Knallende und qualmende Böller der Hamburger Böllerschützen eröffneten am Luisenplatz den Umzug, an dem alle deutschen Landesverbände und eine Abordnung aus Polen teilnahmen. Einer der größten Verbände ist der Bayerische Sportschützenverband, zu dem 4 680 Vereine mit 470 000 Mitgliedern zählen. In Berlin-Brandenburg geht es bescheidener zu: 153 Vereine mit 6 900 Mitgliedern.
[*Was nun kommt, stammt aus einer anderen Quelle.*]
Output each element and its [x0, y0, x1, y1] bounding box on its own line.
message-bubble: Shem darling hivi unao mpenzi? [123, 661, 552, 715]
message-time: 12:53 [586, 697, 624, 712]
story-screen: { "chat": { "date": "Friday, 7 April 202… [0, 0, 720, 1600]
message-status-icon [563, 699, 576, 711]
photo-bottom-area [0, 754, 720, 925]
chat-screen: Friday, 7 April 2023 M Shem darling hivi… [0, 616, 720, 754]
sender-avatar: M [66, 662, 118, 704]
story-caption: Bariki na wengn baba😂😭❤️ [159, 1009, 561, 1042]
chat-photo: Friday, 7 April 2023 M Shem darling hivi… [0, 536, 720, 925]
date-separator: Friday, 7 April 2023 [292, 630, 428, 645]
Der älteste Schützenverein ist die Karl-Schützengilde aus Aachen: Als Gründungsjahr gilt 1198. Ein kleiner Trupp der Rathenower Schützengilde zeigte, dass es nicht immer Feuerwaffen sein müssen. Die Frauen und Männer waren mit Pfeil und Bogen präsent.
Die Zuschauer spendeten der Parade verhaltenen Beifall. „Die Uniformen, Orden und Fahnen kommen mir vor wie aus einer anderen Welt, wie aus anderer Zeit“, sagte eine Zuschauerin den PNN. „Das ist eben die Tradition“, meinte ihr Nachbar. Über den Umgang mit Waffen gebe es unterschiedliche Auffassungen.
Ein Drittel der DSB-Mitglieder sind Sportschützen, sagte Präsident Fischer. Aus diesem Kreis rekrutierten sich die Teilnehmer an den Olympischen Sommerspielen. Bei den Wettbewerben in London 2012 blieben die Deutschen allerdings ohne Medaillenerfolge.
Auf das Attentat des 19-jährigen Vereinsschützen Robert Steinhäuser mit 16 Toten und seiner Selbsttötung am 26. April 2002 in Erfurt angesprochen, sagte Fischer: „Das ist das Fehlverhalten einzelner Personen.“ Der DSB tue alles, um Waffenmissbrauch zu verhindern und habe die Verschärfung des Waffengesetzes unterstützt. Dass das Schützentreffen auf den Jahrestag des Attentats fällt, war im Vorfeld kritisiert worden (PNN berichteten). Fischer erwähnt, dass es einen Zulauf bei den „Schülerklassen“, im letzten Jahr um 210 Mitglieder, davon ein Drittel Mädchen, gebe. Schüler dürften nur mit Luftgewehren schießen. G.S.